I now think I have a better idea at where he is in the leaving department. And since he doesn't actually lie to me, at this point it doesn't seem like he's planning to go anywhere even if our sessions might be inconvenienced. Although if a really good job was available elsewhere, he'd probably jump on it. :(
I guess I can sort of understand, if I take myself out of the picture. If he terminated me, I'd want to pick up my family and run to another city, I think. At the least. But I just can't be understanding when it means my therapist/mommy abandoning me.
It was easier to discuss because he was really wonderful. He was calmly open and receptive, and let me say whatever horrible things I was thinking, accepting them calmly and acknowledging them. And he used the gentle humor that works so well with me.
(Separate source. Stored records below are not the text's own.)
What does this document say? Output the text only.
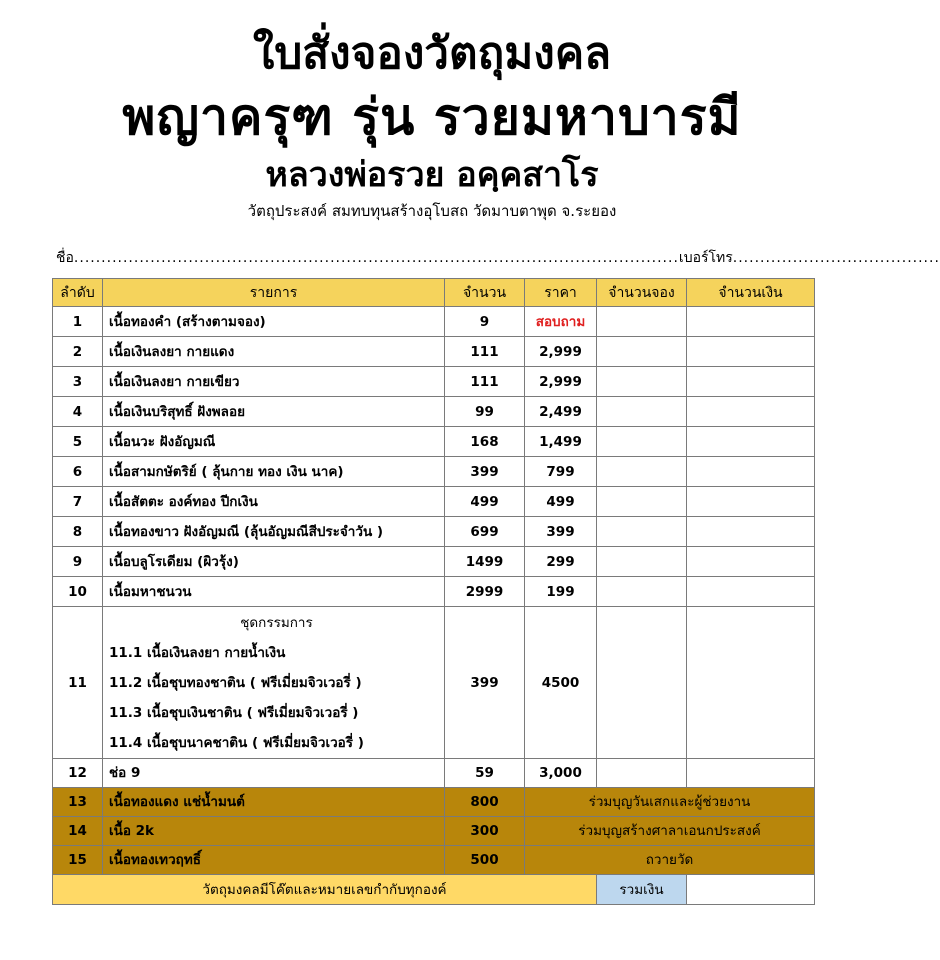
ใบสั่งจองวัตถุมงคล
พญาครุฑ รุ่น รวยมหาบารมี
หลวงพ่อรวย อคฺคสาโร
วัตถุประสงค์ สมทบทุนสร้างอุโบสถ วัดมาบตาพุด จ.ระยอง
ชื่อ...............................................................................................................เบอร์โทร......................................
ลำดับ	รายการ	จำนวน	ราคา	จำนวนจอง	จำนวนเงิน
1	เนื้อทองคำ (สร้างตามจอง)	9	สอบถาม		
2	เนื้อเงินลงยา กายแดง	111	2,999		
3	เนื้อเงินลงยา กายเขียว	111	2,999		
4	เนื้อเงินบริสุทธิ์ ฝังพลอย	99	2,499		
5	เนื้อนวะ ฝังอัญมณี	168	1,499		
6	เนื้อสามกษัตริย์ ( ลุ้นกาย ทอง เงิน นาค)	399	799		
7	เนื้อสัตตะ องค์ทอง ปีกเงิน	499	499		
8	เนื้อทองขาว ฝังอัญมณี (ลุ้นอัญมณีสีประจำวัน )	699	399		
9	เนื้อบลูโรเดียม (ผิวรุ้ง)	1499	299		
10	เนื้อมหาชนวน	2999	199		
11	ชุดกรรมการ
11.1 เนื้อเงินลงยา กายน้ำเงิน
11.2 เนื้อชุบทองชาติน ( ฟรีเมี่ยมจิวเวอรี่ )
11.3 เนื้อชุบเงินชาติน ( ฟรีเมี่ยมจิวเวอรี่ )
11.4 เนื้อชุบนาคชาติน ( ฟรีเมี่ยมจิวเวอรี่ )	399	4500		
12	ช่อ 9	59	3,000		
13	เนื้อทองแดง แช่น้ำมนต์	800	ร่วมบุญวันเสกและผู้ช่วยงาน		
14	เนื้อ 2k	300	ร่วมบุญสร้างศาลาเอนกประสงค์		
15	เนื้อทองเทวฤทธิ์	500	ถวายวัด		
วัตถุมงคลมีโค๊ตและหมายเลขกำกับทุกองค์				รวมเงิน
For example, I did bring up my old more extreme plan of what to do if he terminated me. And said that while it wasn't currently my intention, if I was surprised and very very angry what if I forgot it wasn't my plan? I reminded him of the last circular argument we had, where he said he couldn't have people from the loony bin skulking outside to cart me off. He'd have to have my husband come with me. But I told him as soon as my husband said he'd been told to come with me, he would have effectively terminated me. So he teased that he'd have to ask me to meet him at the emergency room for our session, but I reminded him that saying that would also be a termination. So he started coming up with fanciful ways to manage to get me to come to the emergency room for the session. Not only did it make me smile, but it brought home that if he was teasing me so lightheartedly about it, then he really couldn't be thinking he'd need to worry about it. So that was reassuring.
He was also great when we talked about the other two therapists. He didn't try to cover up that I probably came across as a bit odd to them. But he also somehow made it sound as if while it might be natural for them to react the way they did, it wasn't right or correct for me. And it may sound horrible, but it wasn't when he did it.
At one point I said it was too hard to continue, and he promptly said we could stop talking about it at once. Clever therapist. He wants to talk about it again another session. I don't know...
I'll take the names, I guess. And hide them somewhere. Although it's very hard to think of a therapist who wasn't him. I think I'd constantly be thinking "You aren't X. :("
I don't *think* there was anything to be proud of me for. I was petulant and mulish and angry and more angry.
I think there's a heck of a lot to admire in him though, to make such a discussion bearable.